Perseus solver for olfactory navigation and other POMDPs

Primary LanguagePython

PerseusPOMDP

This is an implementation of the Perseus solver (Spaan and Vlassis 2005) for POMDPs, specifically written for the olfactory navigation problem.

Basic classes

A POMDP is defined by an environment class, which should implement, at a minimum, the following attributes:

  • gamma (float)
  • numactions (integer)
  • numobs (integer)
  • obs (list of possible observations)
  • actions (list of possible actions)

and the following functions:

  • stepInTime(): allows for dynamic environments, for our purposes usually trivial
  • get_g(alpha,action): implements Eq. 10 in Spaan and Vlassis
  • getObs(state)
  • getReward(state,action)

It is often useful to also implement:

  • transition(state,action): yields a new state after the agent takes an action
  • transition_function(belief,action): returns obs probabilities ${\rm Pr}(o|b,a)$ and Bayes updates $\tau(b,a,o)$. used primarily for backup prioritization (Shani et al. 2006).

A number of environments are implemented in environment.py, most notably SimpleEnv2D, which is the basic class for 2D olfactory search. Other benchmark POMDPs (TigerGrid, Bayesian Bandits, and Tag) are also implemented but have not been tested recently, so no guarantees are made concerning their continued functionality.

To explore the environment, you need an Agent class member, which takes actions, makes observations, and maintains a belief over states. A function `updateBelief(obs)' must be implemented on a case-by-case basis in order to tell the agent how to do the Bayesian update.

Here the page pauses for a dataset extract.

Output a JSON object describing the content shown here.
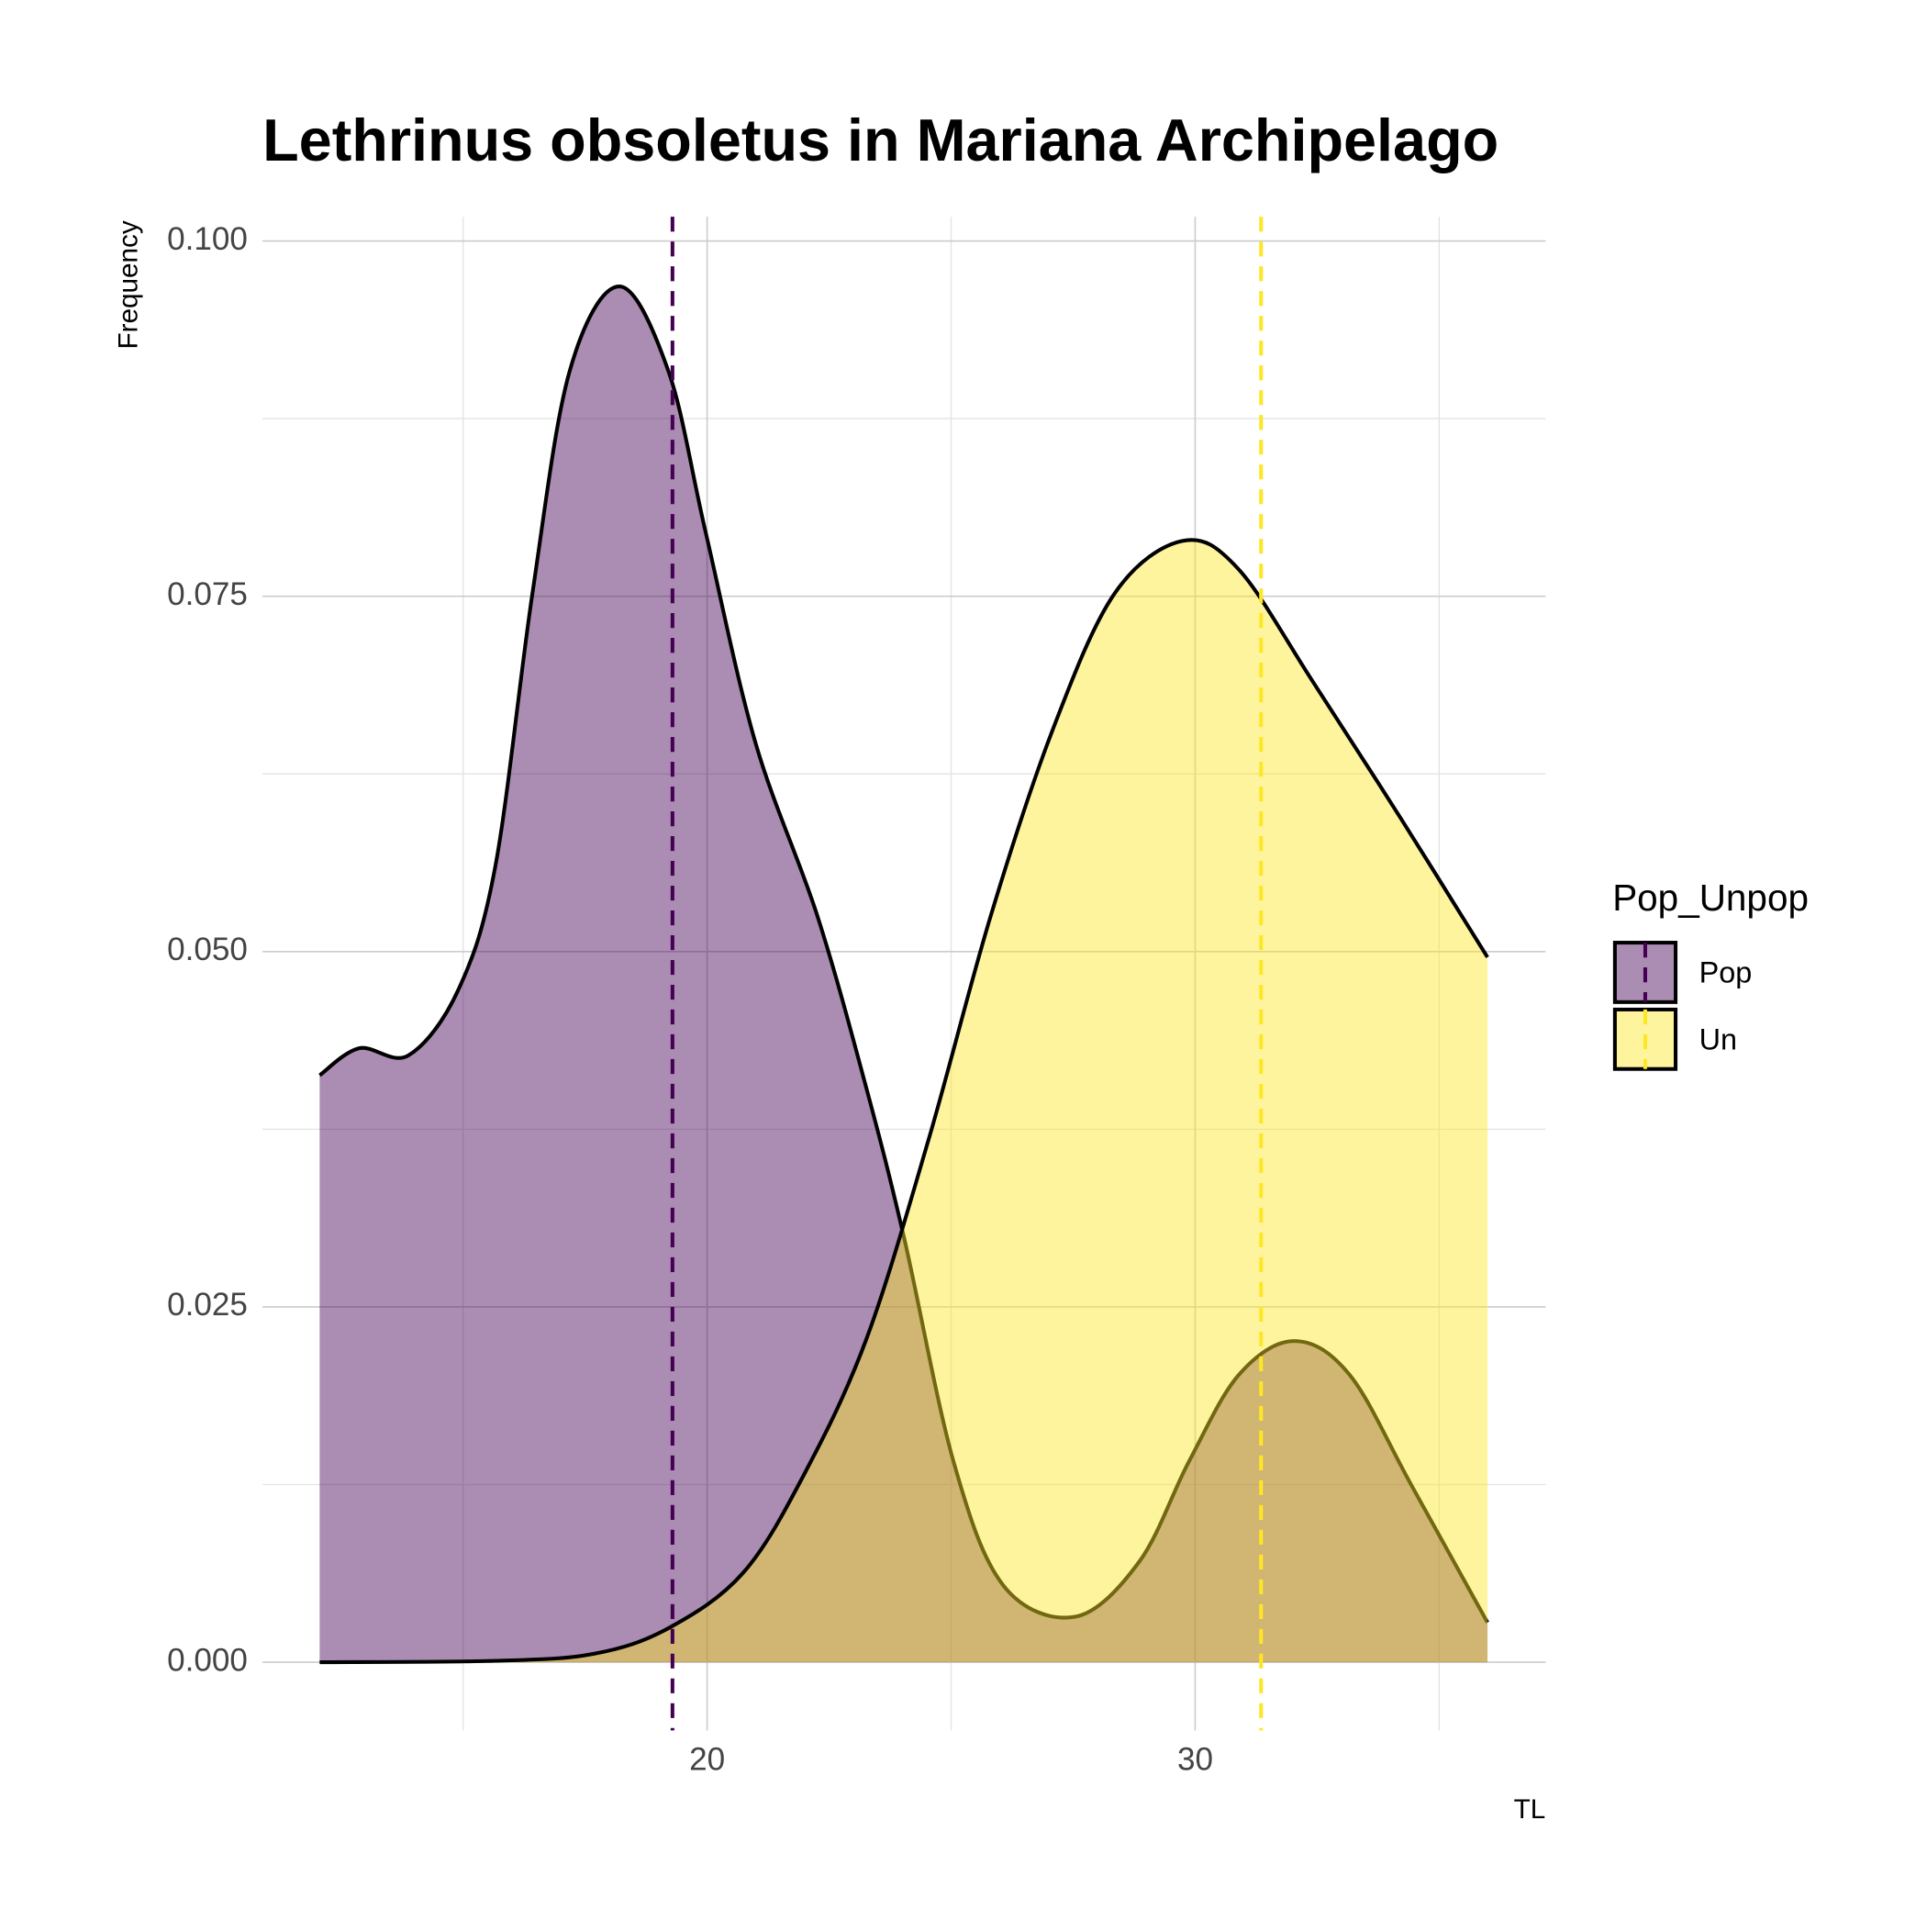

The Agent needs a policy. Policy classes are implemented in policy.py and include many heuristics, as well as policies which are greedy with respect to a value function. The basic function to implement for a policy is getAction(belief).

Perseus

Perseus is implemented in perseus_redux.py. The basic object is a ValueFunction, which consists at its core of a collection of alpha-vectors, called alpha_vec in the code. The function computeOptimal() performs some number of backup iteration steps, terminating either by some choice of convergence tolerance or simply for a specified number of iterations. It is also possible to load previously computed value functions, either using load(file) (from a pickled ValueFunction object) or load_alphas(list) (from a list of alpha_vec objects).

Usage

Two examples of usage are given in main.py, used to construct policies in an isotropic environment with multiple possible detections, and main_windy.py, used to construct policies in a windy environment with one possible detection.

POMDP files

A few 2D search problems have also been included as .pomdp files, using Tony Cassandra's format. These problems are benchmarked in Loisy and Heinonen (2023).